Le forze opposte del talento e della dipendenza. Per la rassegna “l’autunno dei teatri”, sabato 29 novembre 2014, alle ore 21.30 al TaTÀ di Taranto, in via Deledda ai Tamburi, va in scena “Volevo essere Amy Winehouse” di Elena Cotugno e Michela Diviccaro, regia Gianpiero Borgia, con Elena Cotugno, produzione Teatro dei Borgia. Durata: 70′. Biglietto intero 10 euro, ridotto 7 euro. Un’ora prima dello spettacolo “Volevo essere Amy Winehouse”, sabato 29 novembre, alle ore 20 nel foyer del TaTÀ,  l’associazione musico-culturale Eufonia presenterà il gioco sonoro “Volevo essere…”, con le esibizioni live degli allievi Sabrina Di Bella, Luana D’Alconzo, Simona Latanza e Marco Tamborrino. Ingresso libero. Info: 099.4725780 – 366.3473430.
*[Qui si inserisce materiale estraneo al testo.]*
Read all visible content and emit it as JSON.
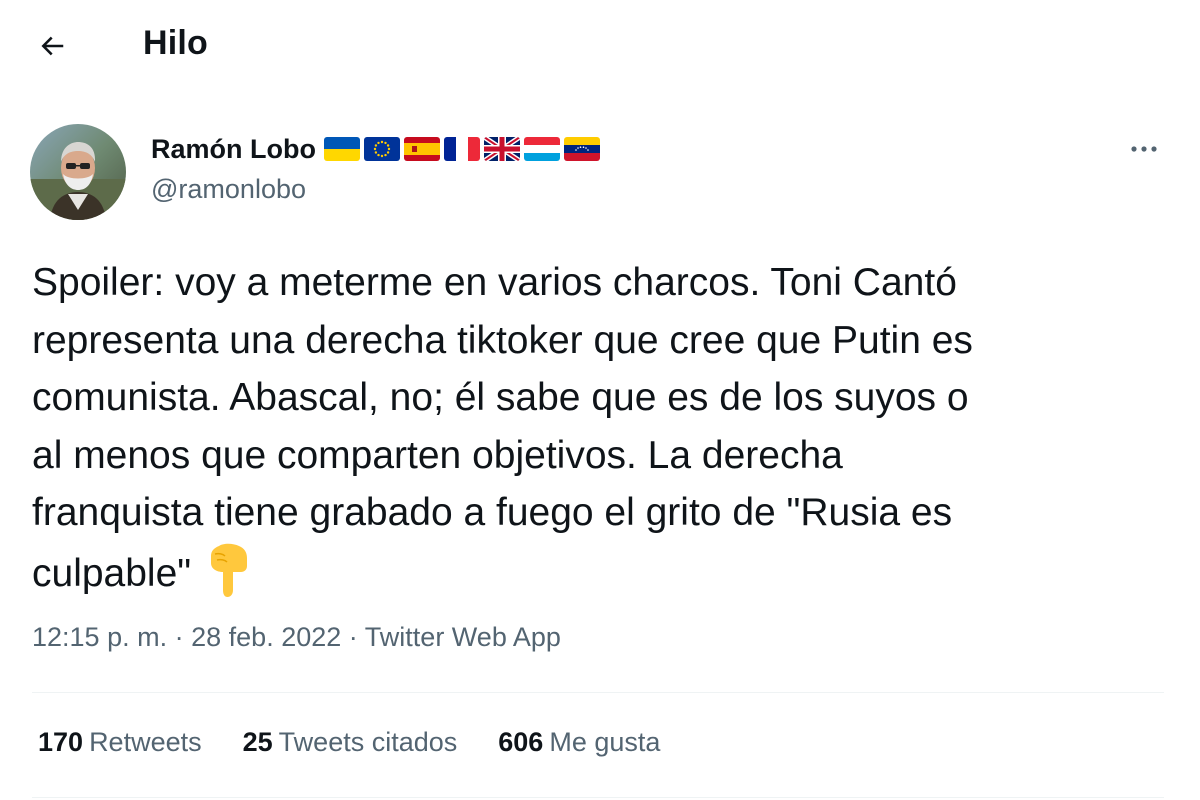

Se dici Amy dici droga. E invece sono due cose molto diverse. Ma che fine ha fatto il suo talento, unico, raro, fragile, vero, potente e indimenticabile? Che fine hanno fatto quella voce nera, profonda, che le permetteva di surfare tra le note come una campionessa imbattibile? Dopo Jim Morrison, Freddy Mercury, Janis Joplin, Bob Marley, lei è l’ultima di una serie di icone per giovani e giovanissimi. Nel monologo, il racconto della vita della cantante si intreccia alla storia personale di una fan, entrambe in lotta con le forze opposte del talento e della dipendenza, dove l’eccesso tutto annienta senza però riuscire a cancellare il genio. Ma alla fine cosa resta, se non la ricerca della propria autenticità?

Il Teatro dei Borgia è un ensemble che riunisce artisti provenienti da diversi paesi europei che si sono formati nel solco della tradizione teatrale russa. Dal 2001 progetta, produce e realizza spettacoli, percorsi di formazione, eventi ed esperienze di teatro. Negli anni più recenti ha indirizzato il proprio impegno progettuale principalmente nelle attività di produzione di drammaturgia contemporanea in Italia e all’estero. Dal 2009 è la compagnia di residenza per la città di Barletta all’interno del progetto Teatri Abitati della Regione Puglia.

● Durante la programmazione serale, “il TaTÀ si fa tata”: un innovativo servizio (gratuito) che offre ai genitori la possibilità di assistere agli spettacoli della rassegna “l’autunno dei teatri”, affidando (dalle ore 20 sino al termine dell’evento) i propri figli alle animatrici dello Junior TaTÀ, che li accompagneranno in attività educative e ludiche in una sala adiacente al teatro di via Deledda. Il servizio (max 15 bambini dai 5 ai 13 anni) necessita di prenotazione almeno un giorno prima dello spettacolo.